Besides these foundational problems there is the question of the formal correctness of Selz’s attempted derivation of affine geometry from his structural laws of natural space. His proofs (Selz 1930a, 358–361) are probably intended to be only samples exemplifying that his project can actually be carried out; in any case, they do not constitute full-fledged formal derivations satisfying all the demands of the mathematician. Though there are gaps in Selz’s proofs, it is, on the other hand, not too difficult to see how to fill them to the satisfaction of the mathematician. There are, however, (at least) two problems with such “improvements”. The first of them concerns the question whether all improvements required would match Selz’s intentions. A critical point at issue here, for instance, is his notion a continuum (Selz 1930a, 353). Phenomenal continua are without gaps (“lückenlos”).
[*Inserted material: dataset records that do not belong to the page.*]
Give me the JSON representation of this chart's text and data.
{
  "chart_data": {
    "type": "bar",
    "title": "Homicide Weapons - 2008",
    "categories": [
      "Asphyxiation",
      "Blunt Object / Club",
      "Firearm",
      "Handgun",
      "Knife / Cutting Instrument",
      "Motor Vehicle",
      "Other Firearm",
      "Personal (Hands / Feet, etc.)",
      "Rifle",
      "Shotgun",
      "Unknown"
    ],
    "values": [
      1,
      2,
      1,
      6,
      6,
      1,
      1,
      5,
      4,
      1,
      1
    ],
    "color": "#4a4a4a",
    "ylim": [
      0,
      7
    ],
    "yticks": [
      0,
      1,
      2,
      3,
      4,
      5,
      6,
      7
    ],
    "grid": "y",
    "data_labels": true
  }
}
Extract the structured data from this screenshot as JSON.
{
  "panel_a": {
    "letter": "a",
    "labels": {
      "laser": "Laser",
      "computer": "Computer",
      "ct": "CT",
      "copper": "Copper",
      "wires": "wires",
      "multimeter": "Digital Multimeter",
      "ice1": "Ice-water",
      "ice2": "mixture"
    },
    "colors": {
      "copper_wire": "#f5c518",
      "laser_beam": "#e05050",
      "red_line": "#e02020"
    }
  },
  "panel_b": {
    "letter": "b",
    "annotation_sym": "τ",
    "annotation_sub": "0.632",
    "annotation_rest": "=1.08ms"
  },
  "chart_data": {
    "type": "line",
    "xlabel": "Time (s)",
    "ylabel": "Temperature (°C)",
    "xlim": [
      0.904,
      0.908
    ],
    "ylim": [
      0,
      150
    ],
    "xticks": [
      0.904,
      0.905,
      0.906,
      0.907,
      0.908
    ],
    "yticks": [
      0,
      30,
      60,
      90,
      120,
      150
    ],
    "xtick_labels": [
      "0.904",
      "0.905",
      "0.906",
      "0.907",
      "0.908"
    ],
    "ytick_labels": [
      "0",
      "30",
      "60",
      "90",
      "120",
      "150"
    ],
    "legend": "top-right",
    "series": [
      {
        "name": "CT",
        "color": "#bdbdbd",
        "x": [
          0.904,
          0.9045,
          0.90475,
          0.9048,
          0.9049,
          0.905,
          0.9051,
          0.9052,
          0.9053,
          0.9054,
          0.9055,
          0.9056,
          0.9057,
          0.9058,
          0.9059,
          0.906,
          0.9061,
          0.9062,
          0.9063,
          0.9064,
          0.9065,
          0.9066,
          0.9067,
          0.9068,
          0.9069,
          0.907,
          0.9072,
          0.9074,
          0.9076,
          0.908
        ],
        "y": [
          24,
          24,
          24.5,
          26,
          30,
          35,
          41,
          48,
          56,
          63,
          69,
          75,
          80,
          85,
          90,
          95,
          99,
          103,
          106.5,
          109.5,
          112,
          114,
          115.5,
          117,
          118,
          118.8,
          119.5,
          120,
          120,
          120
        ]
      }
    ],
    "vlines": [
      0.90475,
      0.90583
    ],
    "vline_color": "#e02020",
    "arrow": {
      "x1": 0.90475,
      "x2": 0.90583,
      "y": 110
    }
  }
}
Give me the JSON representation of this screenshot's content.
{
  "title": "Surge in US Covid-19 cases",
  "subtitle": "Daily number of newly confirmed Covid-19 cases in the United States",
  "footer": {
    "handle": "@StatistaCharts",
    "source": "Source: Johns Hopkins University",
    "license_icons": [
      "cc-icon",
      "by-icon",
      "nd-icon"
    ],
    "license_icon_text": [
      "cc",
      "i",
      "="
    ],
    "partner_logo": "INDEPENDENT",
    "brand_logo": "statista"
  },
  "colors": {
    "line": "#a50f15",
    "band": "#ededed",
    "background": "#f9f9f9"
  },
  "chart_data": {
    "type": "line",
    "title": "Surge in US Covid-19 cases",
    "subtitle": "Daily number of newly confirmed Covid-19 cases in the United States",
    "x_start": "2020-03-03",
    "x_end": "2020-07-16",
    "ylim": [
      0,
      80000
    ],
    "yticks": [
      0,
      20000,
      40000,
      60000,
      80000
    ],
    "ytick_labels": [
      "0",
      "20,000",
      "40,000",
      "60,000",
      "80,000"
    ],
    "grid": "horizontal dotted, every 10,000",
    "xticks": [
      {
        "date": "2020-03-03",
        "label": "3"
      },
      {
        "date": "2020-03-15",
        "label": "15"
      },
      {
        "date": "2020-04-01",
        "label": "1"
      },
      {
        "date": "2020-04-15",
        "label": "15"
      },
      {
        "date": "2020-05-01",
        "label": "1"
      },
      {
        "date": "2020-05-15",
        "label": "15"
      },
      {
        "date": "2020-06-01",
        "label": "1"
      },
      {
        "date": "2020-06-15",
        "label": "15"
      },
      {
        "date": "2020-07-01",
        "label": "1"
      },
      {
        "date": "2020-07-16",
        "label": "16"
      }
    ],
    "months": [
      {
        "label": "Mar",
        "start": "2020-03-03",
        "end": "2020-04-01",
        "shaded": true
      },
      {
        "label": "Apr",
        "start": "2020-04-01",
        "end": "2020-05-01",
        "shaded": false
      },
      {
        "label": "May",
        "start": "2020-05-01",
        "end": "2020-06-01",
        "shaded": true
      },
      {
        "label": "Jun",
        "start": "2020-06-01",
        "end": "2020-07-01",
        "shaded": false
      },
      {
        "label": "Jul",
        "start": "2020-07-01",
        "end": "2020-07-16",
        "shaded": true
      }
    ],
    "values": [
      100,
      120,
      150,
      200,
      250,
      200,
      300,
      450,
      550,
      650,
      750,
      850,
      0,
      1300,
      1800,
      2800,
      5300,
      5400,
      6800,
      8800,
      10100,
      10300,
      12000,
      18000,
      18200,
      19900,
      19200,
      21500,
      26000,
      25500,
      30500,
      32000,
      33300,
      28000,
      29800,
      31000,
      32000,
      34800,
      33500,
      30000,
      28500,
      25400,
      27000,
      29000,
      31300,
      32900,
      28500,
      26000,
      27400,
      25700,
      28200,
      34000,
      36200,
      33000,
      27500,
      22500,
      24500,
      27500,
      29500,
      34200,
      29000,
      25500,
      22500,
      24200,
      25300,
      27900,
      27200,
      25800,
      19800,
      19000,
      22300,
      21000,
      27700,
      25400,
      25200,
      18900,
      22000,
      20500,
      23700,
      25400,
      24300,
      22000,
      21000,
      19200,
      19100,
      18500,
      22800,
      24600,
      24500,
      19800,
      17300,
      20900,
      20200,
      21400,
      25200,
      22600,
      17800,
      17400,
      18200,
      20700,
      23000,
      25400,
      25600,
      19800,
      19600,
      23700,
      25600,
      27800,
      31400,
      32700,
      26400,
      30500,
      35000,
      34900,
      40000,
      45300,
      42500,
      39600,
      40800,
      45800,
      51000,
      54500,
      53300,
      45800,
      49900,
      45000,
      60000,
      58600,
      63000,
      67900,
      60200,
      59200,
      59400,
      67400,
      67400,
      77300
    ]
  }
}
But though it seems that Selz means by this more than just “denseness” (i.e., that there is always a third item between two given ones), it remains unclear whether being without gaps (taken in his sense) is the same as being Dedekind complete.Footnote 52 The second problem arising from improvements of Selz’s demonstrations is whether they introduce principles into his system which lack a phenomenological foundation. Many of the gaps in Selz’s proof are due to the fact that his description of the sphere of local tones does not deliver all the facts which are needed as intermediate steps in his demonstrations. An obvious solution here would be to add these missing facts by drawing them from some axiom system of spherical geometry, which describes the arrangement of the great circles and the order of the points on them. These relationships exactly match those obtaining in the realm of local tones; cf. Fig. 1b. Though such an amendment would fill some of the gaps in Selz’s proofs, it raises the question whether the thus added axioms would really rely on a phenomenological insight into the order of spatial directions or rather upon our geometric intuition of the order of points on a sphere.

5 Conclusion

It may be conceded to Selz that a subsystem of Euclidean geometry can be derived from his structural laws describing natural space when (a) these laws are formulated within a conceptual framework consistent with that commonly used for the statement of geometrical axioms and (b) his description of the system of directions in natural space is supplemented in a suitable way; cf. section 4.4.

For Selz the derivation of the Euclidean laws from the structural laws of natural space settles the question of the epistemological status of the Euclidean axioms; cf. section 2. He agrees with both Kant and Stumpf that the Euclidean laws are a priori. However, as Stumpf does, so Selz, too, rejects Kant’s doctrine of space as a form of intuition. In Selz’s view, Kant set forth this doctrine because he only knew of such empirical laws of psychology as the rules of association and was not familiar with the notion of a phenomenological structural law which only has been developed much later; cf. section 3.3. The a priori character of Euclid’s laws is due to their derivability from the structural laws governing “natural space,” i.e., the phenomenological system of loci. As analytic principles (cf. p. 7 above) these structural laws are a priori and transmit this property to the Euclidean laws deduced from them. Unlike Stumpf, Selz thus assumes point like loci (“Örter”) to be the basic constituents of natural space. That they, though lacking extension, nevertheless can build up an extended continuum becomes understandable as soon as such a continuum is conceived of as a phenomenon of increase; cf. section 4.2. Since natural space is the space of our experience, there is no reason to assume that its structural laws also apply to the space of physics. This is an empirical question for Selz (1985, 362), who thus agrees with Hilbert and Einstein on this issue.